Еще один нож вонзился ослу в спину, и он галопом поскакал с площади, волоча на спине беспомощно распластанную женщину. Толпа устремилась вслед за ними к водяным мельницам Тибра.
Через Поганый садик Лена направилась к дому матери. Она родилась в этом городе, тогда как почти все девушки, торгующие своим телом, приехали сюда издалека. Одни из Сиены – чума, опустошившая город век назад, до сих пор вынуждала молодых искать лучшей доли вдали от родного дома. Другие – из бедных земель Южной Италии или Греции.

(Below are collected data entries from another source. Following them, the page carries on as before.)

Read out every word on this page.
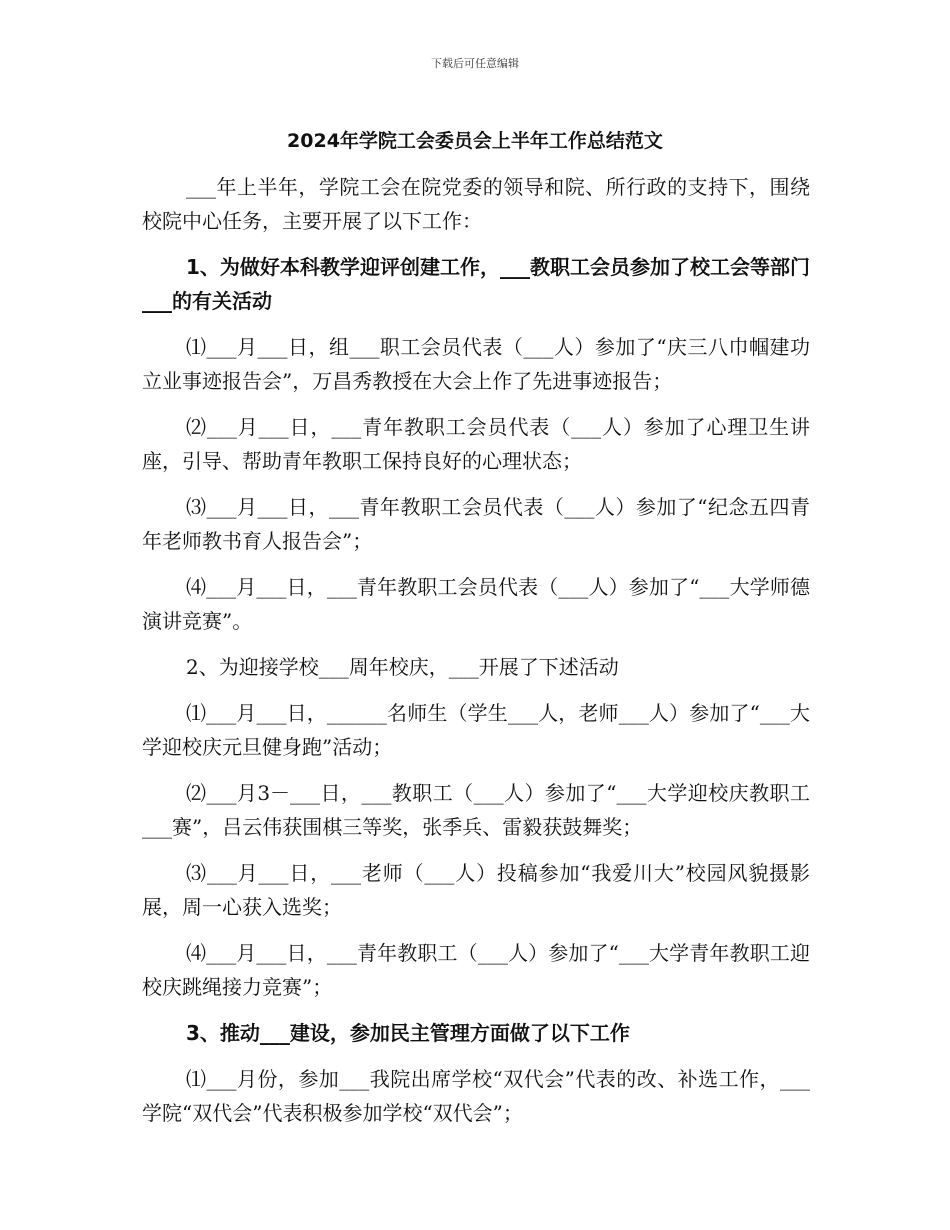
下载后可任意编辑
2024年学院工会委员会上半年工作总结范文

___年上半年，学院工会在院党委的领导和院、所行政的支持下，围绕校院中心任务，主要开展了以下工作：

1、为做好本科教学迎评创建工作，___教职工会员参加了校工会等部门___的有关活动

⑴___月___日，组___职工会员代表（___人）参加了“庆三八巾帼建功立业事迹报告会”，万昌秀教授在大会上作了先进事迹报告；

⑵___月___日，___青年教职工会员代表（___人）参加了心理卫生讲座，引导、帮助青年教职工保持良好的心理状态；

⑶___月___日，___青年教职工会员代表（___人）参加了“纪念五四青年老师教书育人报告会”；

⑷___月___日，___青年教职工会员代表（___人）参加了“___大学师德演讲竞赛”。

2、为迎接学校___周年校庆，___开展了下述活动

⑴___月___日，______名师生（学生___人，老师___人）参加了“___大学迎校庆元旦健身跑”活动；

⑵___月3－___日，___教职工（___人）参加了“___大学迎校庆教职工___赛”，吕云伟获围棋三等奖，张季兵、雷毅获鼓舞奖；

⑶___月___日，___老师（___人）投稿参加“我爱川大”校园风貌摄影展，周一心获入选奖；

⑷___月___日，___青年教职工（___人）参加了“___大学青年教职工迎校庆跳绳接力竞赛”；

3、推动___建设，参加民主管理方面做了以下工作

⑴___月份，参加___我院出席学校“双代会”代表的改、补选工作，___学院“双代会”代表积极参加学校“双代会”；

Все они подавались в Рим, мечтая о богатой жизни в Вечном городе. Лена с детства знала, что мечты эти пустые. Девочкой, играя на улице, она часто наблюдала, как бьют и унижают проституток. Ей случалось видеть, как под мостами проплывают, качаясь на волнах вместе с городскими отбросами, их трупы. В их хриплом смехе Лена слышала отчаяние и страх – даже когда была слишком мала, чтобы понимать, чем именно они зарабатывают себе на хлеб.
Теперь ей двадцать три. Не живи она в Риме, давно бы уже вышла замуж. Но в Поганом садике жизнь текла по своим особым законам. Отпрыск богатых родителей совратил ее, когда ей не исполнилось и двадцати. Он и не думал поступать с ней по чести: ведь она была из того-самого-садика, рассадника порока, где – по мнению тех, кто жил в других кварталах Рима, – обитают только шлюхи да висельники. Это место вполне годилось для опасных авантюр – но не для брака!
Позднее Лена пыталась предостеречь свою сестру Амабилию, но ее тоже обольстил какой-то господин. Амабилия умерла родами. Из всех проявлений человеческой природы только смерть была в Поганом садике доступна каждому.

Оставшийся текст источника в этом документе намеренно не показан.